The governor on food production is a) space to grow it and b)water. Supply should be driven by demand for the product. But increasingly the demand for food of any sort, crops or animal protein is dictated by governments, and supply is limited by the two things I've mentioned above, combined with population increase + the commitment to bio fuels and industrial crops.

Disease status will always be used as a trading tool, and if reports of Cyprus's FMD problems v. imports of Brazilian/ S. A beef are correct, with good reason. With BTV, it is imperative to achieve reasonable success with the disesae (and to avoid trading implications) that vaccination occurs across the EU trading area, and extends into N. America.

Vaccines will / are playing a more important role, but in the context of TB are not necessary for cattle, if the wildlife reservoir of the disease is controlled. I don't believe that continental Europe vaccinated it's population against rabies, but left feral sources?

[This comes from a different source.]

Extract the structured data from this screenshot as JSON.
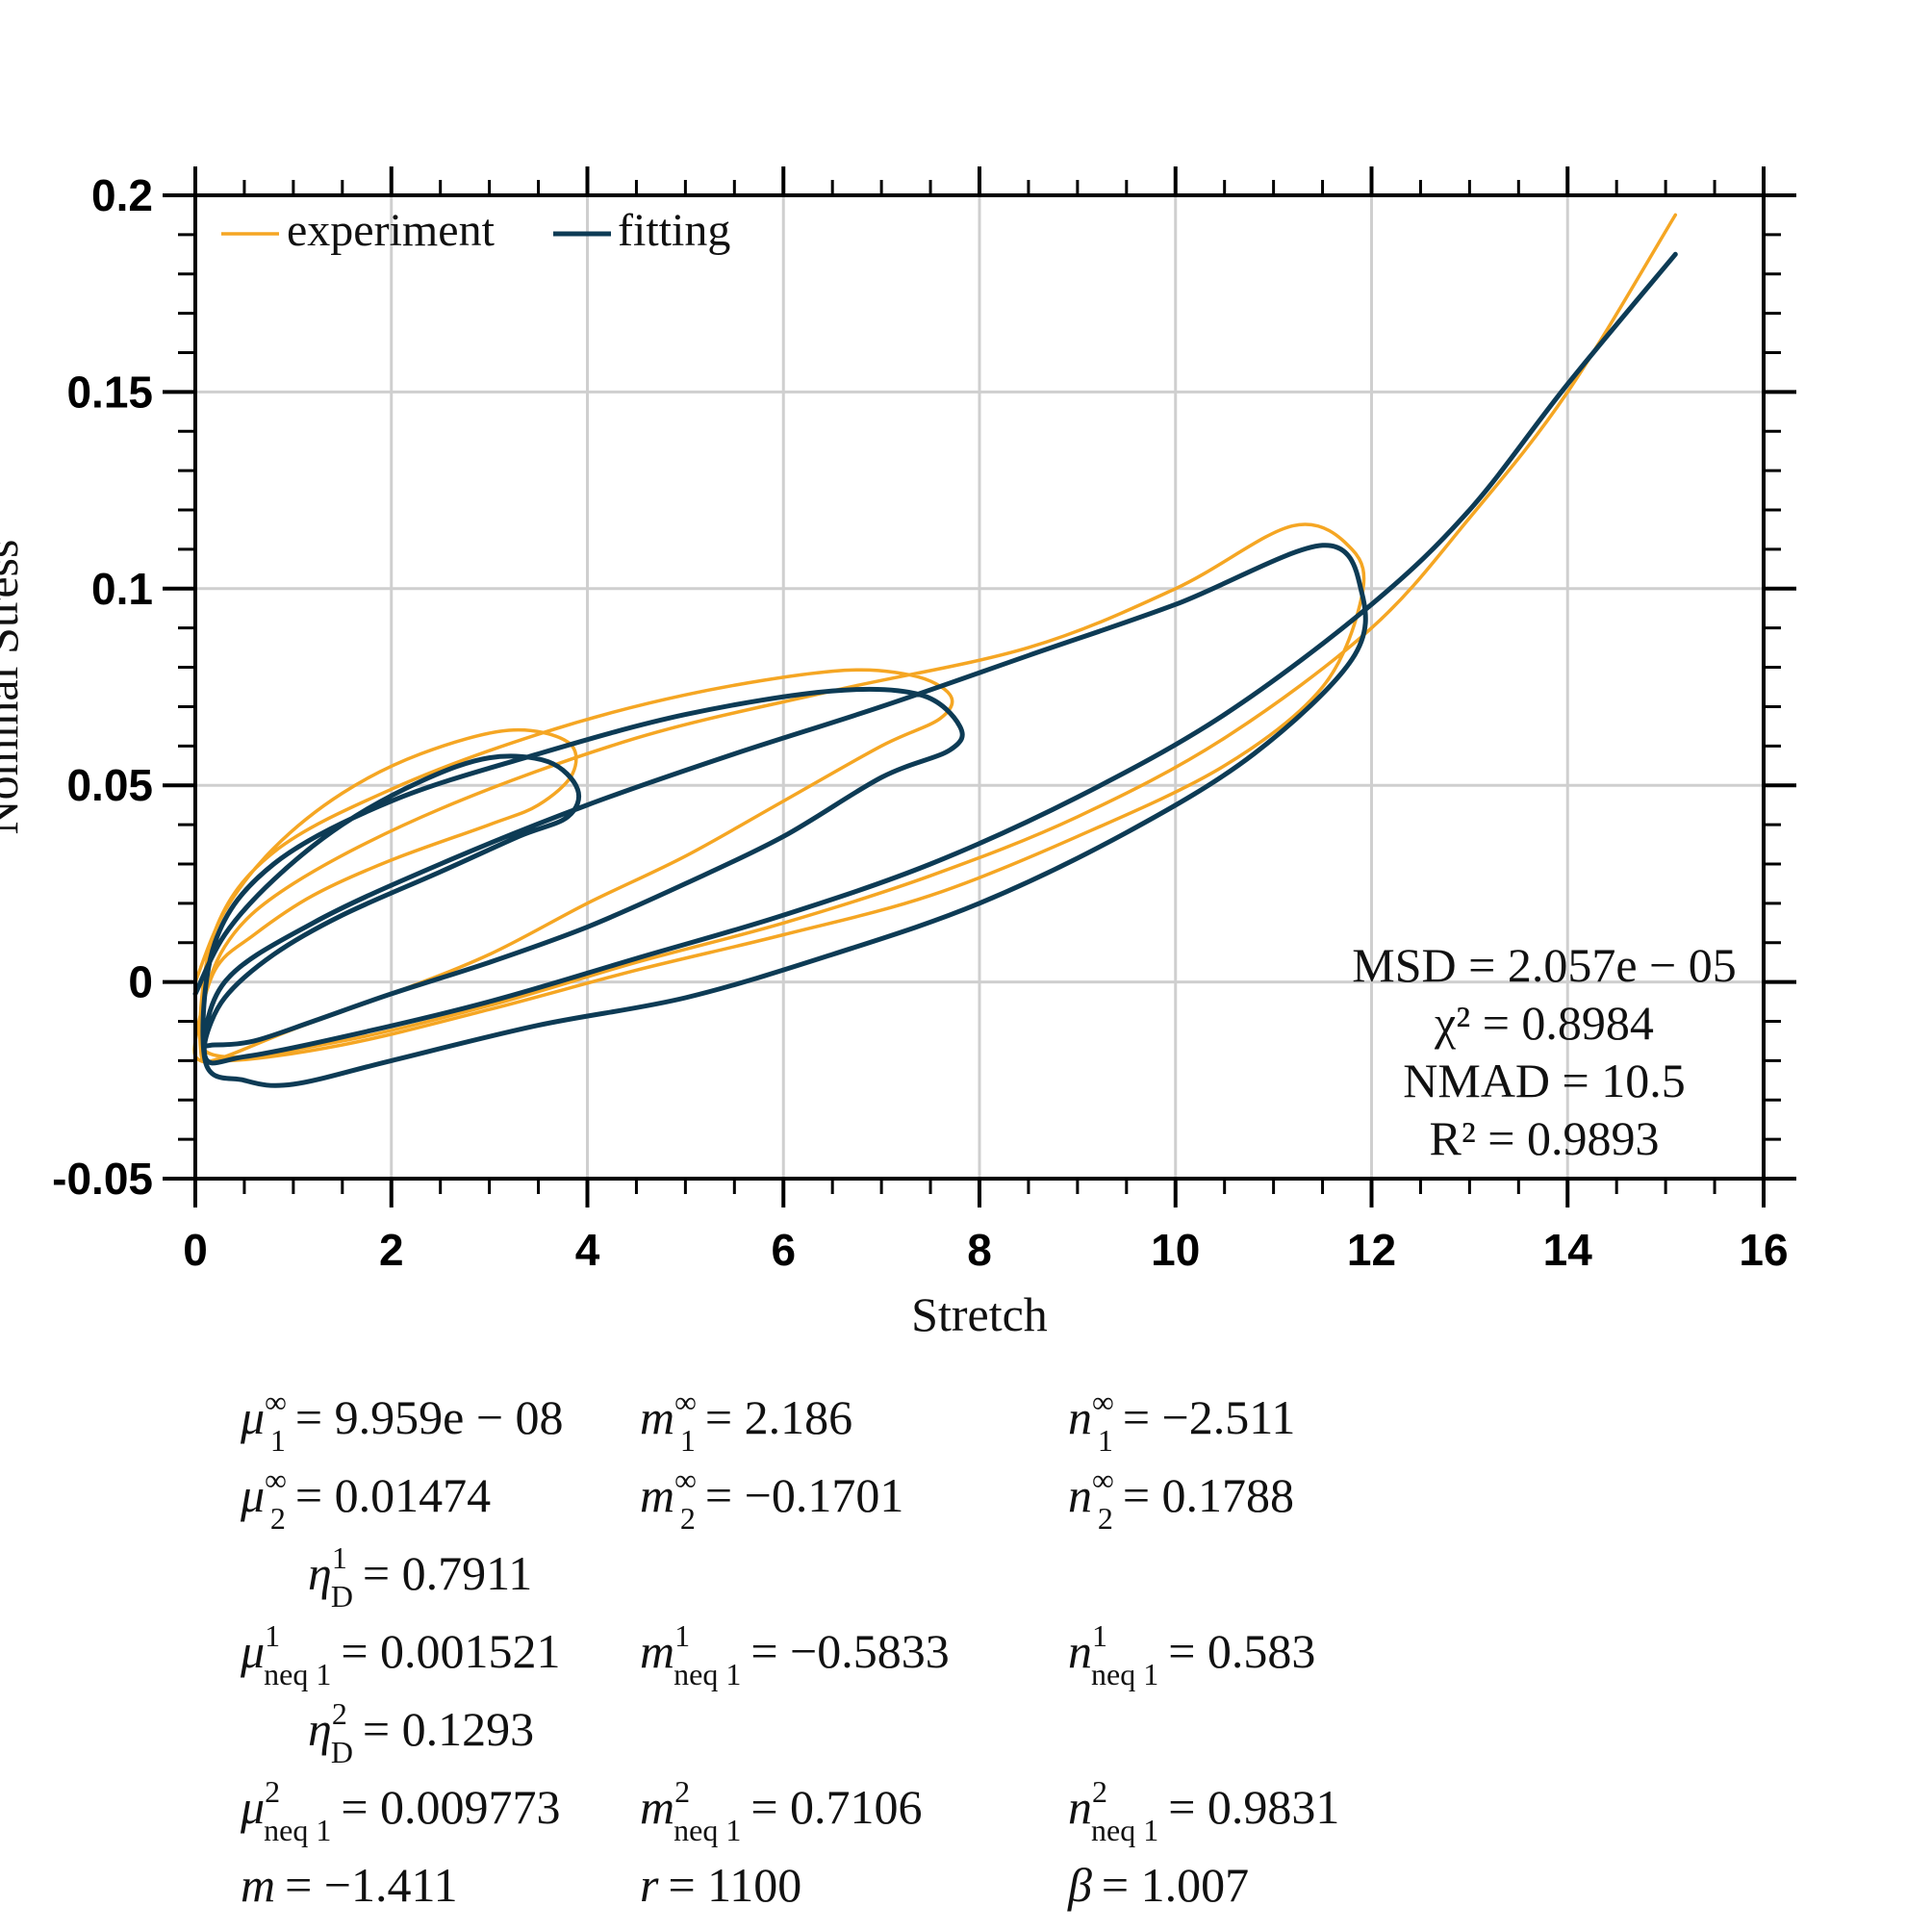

We would support vaccinating badgers to try and control this disease before it becomes completely endemic in them, but from a comment on the post above, that too requires a cull of infected populations as a pre - requisite.

With a single species disease problem, it is possible to vaccinate out of trouble. But b.tuberculosis is multi species, with zoonotic implications, and a maintenance reservoir in badgers.

The 'non-strategy' coming from the 'creative problem solvers' - in this case government, amounts to an annual cull of sentinels.